Thank You to Our Heroes!
Today we want to honor the Carrie Hedges, RN at Johns Hopkins facility, Maryland, Washington, DC. Here is her story as reported by AARP
Carrie is a registered nurse at Suburban Hospital, a Johns Hopkins facility in a Maryland suburb of Washington, D.C. She has been a nurse for over a decade.
"When the outbreak hit, all elective surgeries were canceled, so I became part of a crew testing people for the COVID-19 coronavirus.
Three nurses and several administrators work in the hospital's garage. People who have symptoms consistent with the virus, and have a doctor's referral, drive up at an appointed time. I insert a nasal swab into the patient's nasopharynx and rotate it for about 10-15 seconds, which can be uncomfortable. The specimen is then sent to the hospital's lab.

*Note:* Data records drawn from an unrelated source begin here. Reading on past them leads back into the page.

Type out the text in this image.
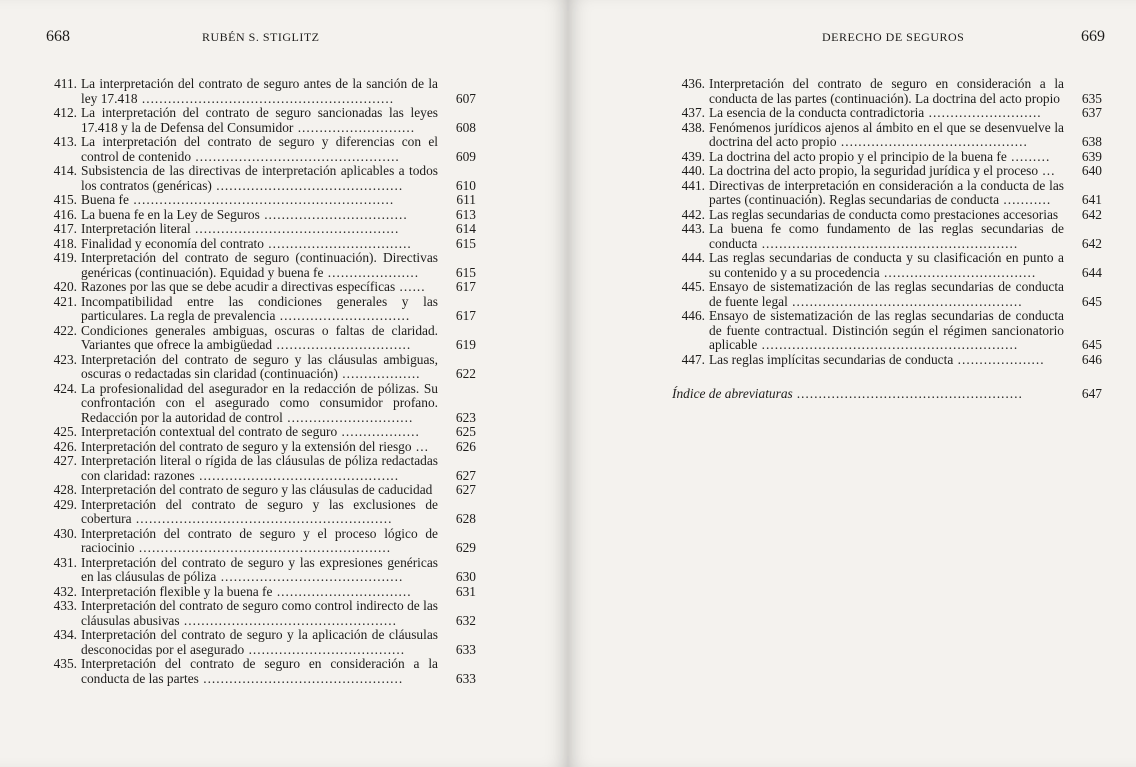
668	RUBÉN S. STIGLITZ
411. La interpretación del contrato de seguro antes de la sanción de la ley 17.418 ..........................................................	607
412. La interpretación del contrato de seguro sancionadas las leyes 17.418 y la de Defensa del Consumidor ...........................	608
413. La interpretación del contrato de seguro y diferencias con el control de contenido ...............................................	609
414. Subsistencia de las directivas de interpretación aplicables a todos los contratos (genéricas) ...........................................	610
415. Buena fe ............................................................	611
416. La buena fe en la Ley de Seguros .................................	613
417. Interpretación literal ...............................................	614
418. Finalidad y economía del contrato .................................	615
419. Interpretación del contrato de seguro (continuación). Directivas genéricas (continuación). Equidad y buena fe .....................	615
420. Razones por las que se debe acudir a directivas específicas ......	617
421. Incompatibilidad entre las condiciones generales y las particulares. La regla de prevalencia ..............................	617
422. Condiciones generales ambiguas, oscuras o faltas de claridad. Variantes que ofrece la ambigüedad ...............................	619
423. Interpretación del contrato de seguro y las cláusulas ambiguas, oscuras o redactadas sin claridad (continuación) ..................	622
424. La profesionalidad del asegurador en la redacción de pólizas. Su confrontación con el asegurado como consumidor profano. Redacción por la autoridad de control .............................	623
425. Interpretación contextual del contrato de seguro ..................	625
426. Interpretación del contrato de seguro y la extensión del riesgo ...	626
427. Interpretación literal o rígida de las cláusulas de póliza redactadas con claridad: razones ..............................................	627
428. Interpretación del contrato de seguro y las cláusulas de caducidad	627
429. Interpretación del contrato de seguro y las exclusiones de cobertura ...........................................................	628
430. Interpretación del contrato de seguro y el proceso lógico de raciocinio ..........................................................	629
431. Interpretación del contrato de seguro y las expresiones genéricas en las cláusulas de póliza ..........................................	630
432. Interpretación flexible y la buena fe ...............................	631
433. Interpretación del contrato de seguro como control indirecto de las cláusulas abusivas .................................................	632
434. Interpretación del contrato de seguro y la aplicación de cláusulas desconocidas por el asegurado ....................................	633
435. Interpretación del contrato de seguro en consideración a la conducta de las partes ..............................................	633
DERECHO DE SEGUROS	669
436. Interpretación del contrato de seguro en consideración a la conducta de las partes (continuación). La doctrina del acto propio	635
437. La esencia de la conducta contradictoria ..........................	637
438. Fenómenos jurídicos ajenos al ámbito en el que se desenvuelve la doctrina del acto propio ...........................................	638
439. La doctrina del acto propio y el principio de la buena fe .........	639
440. La doctrina del acto propio, la seguridad jurídica y el proceso ...	640
441. Directivas de interpretación en consideración a la conducta de las partes (continuación). Reglas secundarias de conducta ...........	641
442. Las reglas secundarias de conducta como prestaciones accesorias	642
443. La buena fe como fundamento de las reglas secundarias de conducta ...........................................................	642
444. Las reglas secundarias de conducta y su clasificación en punto a su contenido y a su procedencia ...................................	644
445. Ensayo de sistematización de las reglas secundarias de conducta de fuente legal .....................................................	645
446. Ensayo de sistematización de las reglas secundarias de conducta de fuente contractual. Distinción según el régimen sancionatorio aplicable ...........................................................	645
447. Las reglas implícitas secundarias de conducta ....................	646
Índice de abreviaturas ....................................................	647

You can see anxiety on peoples’ faces. Most handle it well. A couple have been in tears because they fear the results. Certainly, we feel for them. We're hearing that about 17 percent of tests are coming back positive.

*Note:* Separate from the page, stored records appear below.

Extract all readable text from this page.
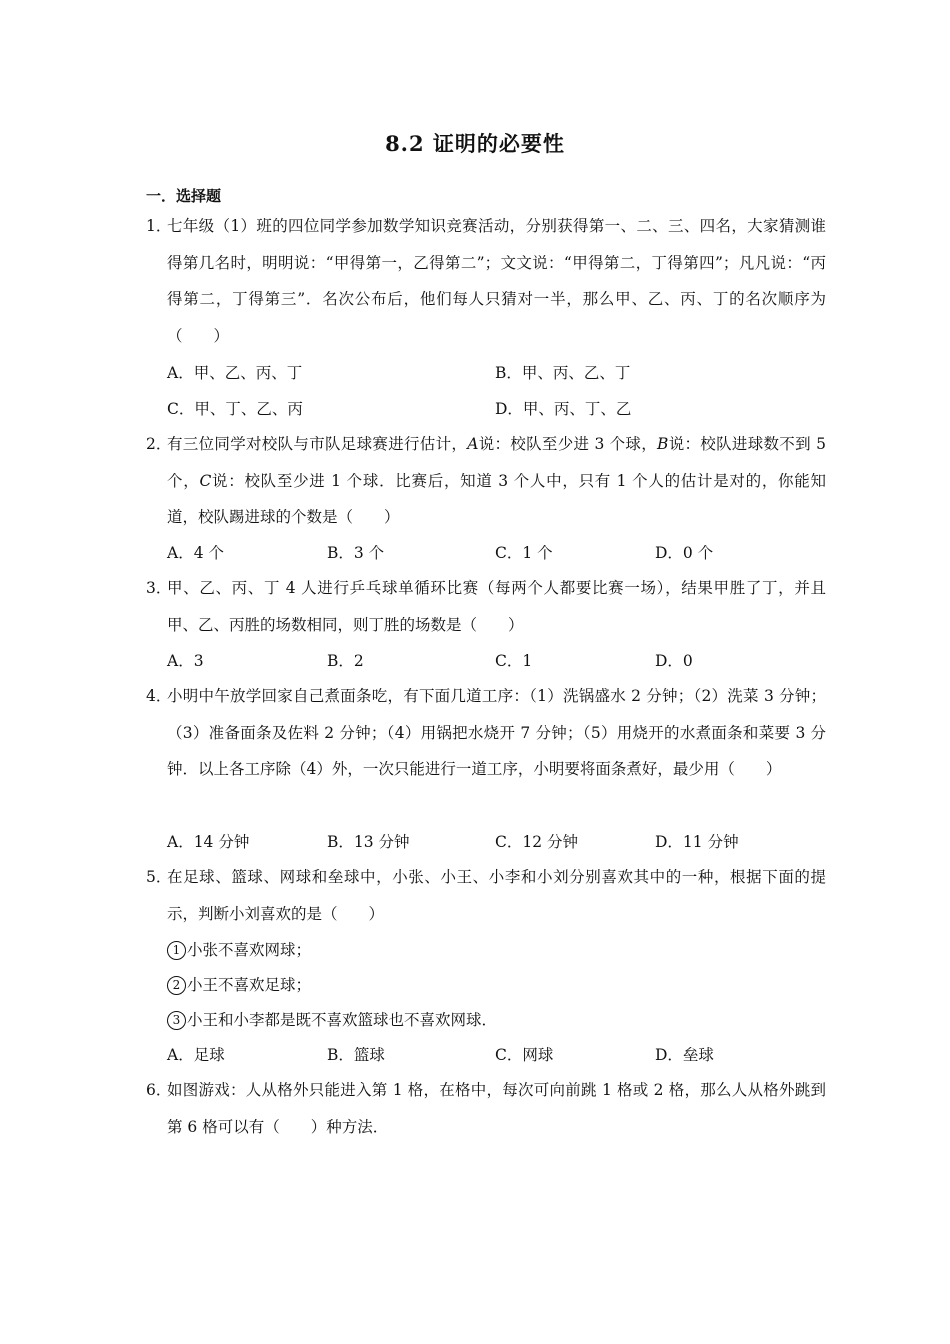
8.2 证明的必要性
一．选择题
1．
七年级（1）班的四位同学参加数学知识竞赛活动，分别获得第一、二、三、四名，大家猜测谁得第几名时，明明说：“甲得第一，乙得第二”；文文说：“甲得第二，丁得第四”；凡凡说：“丙得第二，丁得第三”．名次公布后，他们每人只猜对一半，那么甲、乙、丙、丁的名次顺序为（　　）
A．甲、乙、丙、丁	B．甲、丙、乙、丁
C．甲、丁、乙、丙	D．甲、丙、丁、乙
2．
有三位同学对校队与市队足球赛进行估计，A说：校队至少进 3 个球，B说：校队进球数不到 5 个，C说：校队至少进 1 个球．比赛后，知道 3 个人中，只有 1 个人的估计是对的，你能知道，校队踢进球的个数是（　　）
A．4 个	B．3 个	C．1 个	D．0 个
3．
甲、乙、丙、丁 4 人进行乒乓球单循环比赛（每两个人都要比赛一场），结果甲胜了丁，并且甲、乙、丙胜的场数相同，则丁胜的场数是（　　）
A．3	B．2	C．1	D．0
4．
小明中午放学回家自己煮面条吃，有下面几道工序：（1）洗锅盛水 2 分钟；（2）洗菜 3 分钟；（3）准备面条及佐料 2 分钟；（4）用锅把水烧开 7 分钟；（5）用烧开的水煮面条和菜要 3 分钟．以上各工序除（4）外，一次只能进行一道工序，小明要将面条煮好，最少用（　　）
A．14 分钟	B．13 分钟	C．12 分钟	D．11 分钟
5．
在足球、篮球、网球和垒球中，小张、小王、小李和小刘分别喜欢其中的一种，根据下面的提示，判断小刘喜欢的是（　　）
1 小张不喜欢网球；
2 小王不喜欢足球；
3 小王和小李都是既不喜欢篮球也不喜欢网球．
A．足球	B．篮球	C．网球	D．垒球
6．
如图游戏：人从格外只能进入第 1 格，在格中，每次可向前跳 1 格或 2 格，那么人从格外跳到第 6 格可以有（　　）种方法．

I feel reasonably safe. My hospital has had enough personal protective equipment. I wear double gloves, an N-95 mask, a face shield and a gown. Of course, we don't know everything about how the virus is transmitted, so, yes, there is some anxiety about being around people who think they might have it.
So far, we've not been overwhelmed and luckily are well quipped.
What inspires me most is the nurses who have stepped up during this crisis and volunteered to help out doing whatever they can. Three weeks ago, I would have never guessed I would be helping run a COVID-19 testing center. But I am fortunate to work with dedicated and resourceful group of hospital workers who have collaborated to create an effective testing center.
When the outbreak was first getting serious, people spontaneously brought protective equipment to the hospital and donated it. And one day a number of people showed up and cheered the staff. Many patients, who no doubt did not enjoy having their noses swabbed so thoroughly, thanked us for being there for them."
Thank you to Carrie for your commitment, dedication, and compassion for your patients and communities.